I don't know if psychics are real. I think some probably are, but I would doubt the majority of psychics out there truly have an ability to read a person. I'm undecided on whether or not I want to revisit the Psychic lady. Even though the reading gives you generalizations about your life, do I want to know? Atleast she kept the news positive. That was a plus. It's always nice to hear that sweet things in life will happen . . . even if tragedy lies underneath. I do have to admit it was a really cool experience and every time I drive past the Psychic lady I want to go in for a reading. Even if it is all b.s. it made me feel good and it gave me hope that my life was going to turn out ok. Now that I'm older I know life is going to turn out ok no matter what but some people don't know that and need that reassurance.
I guess it's kind of like knowing where your Christmas presents are hidden and debating whether or not to look at them. You decide to look and you find them, but they are already wrapped. You can see the shapes of the boxes, you just can't see the details of the gift.
4 comments:
I totally believe in them, but am scared to go get a reading. Mom went to one when she was 17 with a friend.
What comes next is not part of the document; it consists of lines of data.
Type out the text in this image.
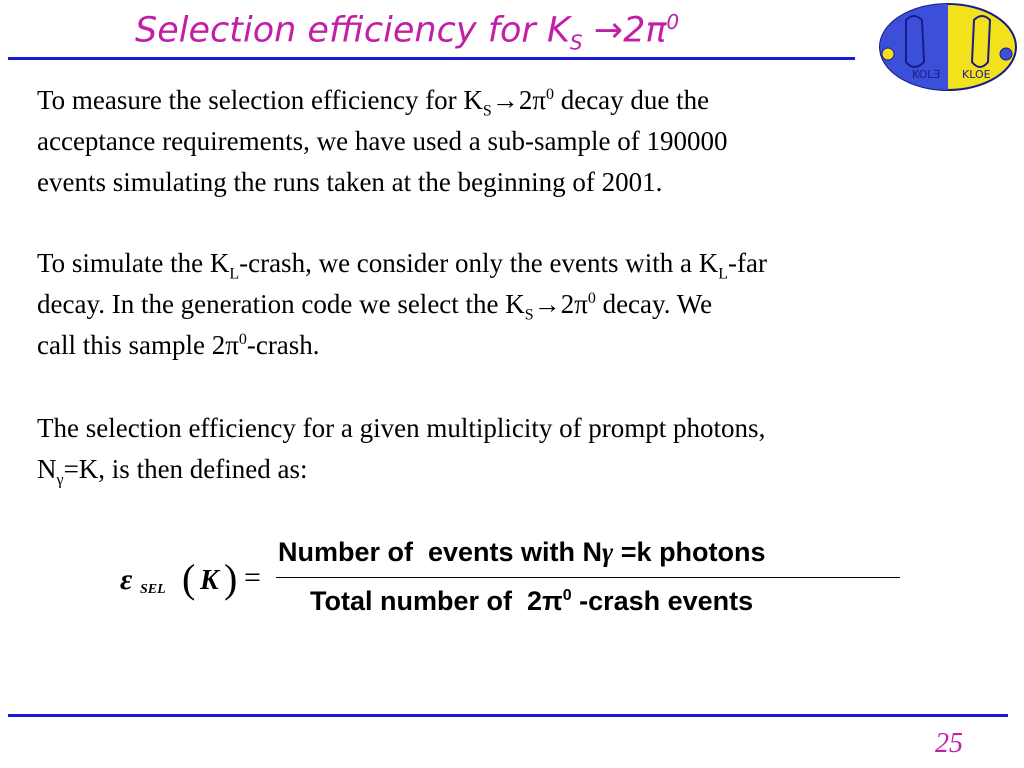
Selection efficiency for $K_S \to 2\pi^0$
KOLƎ KLOE
To measure the selection efficiency for $K_S\to 2\pi^0$ decay due the
acceptance requirements, we have used a sub-sample of 190000
events simulating the runs taken at the beginning of 2001.
To simulate the $K_L$-crash, we consider only the events with a $K_L$-far
decay. In the generation code we select the $K_S\to 2\pi^0$ decay. We
call this sample $2\pi^0$-crash.
The selection efficiency for a given multiplicity of prompt photons,
$N_\gamma=K$, is then defined as:
ε SEL ( K ) =
Number of  events with Nγ =k photons
Total number of  $2\pi^0$ -crash events
25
Same thing happened. He has long since been dead, from cancer, but everything she told them has come true...3 boys and a girl, 2 marriages, he ex-boyfriend from high schools father, whom she was extremely close with supposedly watches over her...she says she still feels his presence at random times. I think some people just have that gift of seeing things that we can't. Im afraid of what she would see...that Im not as nice as everyone thinks I am. Im glad that your psychic kept things positive and Im sorry about your friend. That sucks.
That is a crazy story! I don't know if I could go see a psychic, I think it would scare me.
Wow, that's an intense story. The part about your friend dying gave me goosebumps - and I'm really sorry to hear that. I can't say that I believe in psychics, but I've never been to one, either. So I don't know what to think. I do think it would be scary, and I don't want to hear anything bad. Especially death. I'd just rather not know!
my mom goes to psychics, and they tell her stuff about my brother and i that are alarmingly true (even tho I deny, Deny, DENY most of it).
that psychic will predict and tell of death, and is almost dead on. No pun intended, hand to god!
I believe in them, but I don't go. I've been, I may go back one day. I don't like surprises but I dislike knowing even more.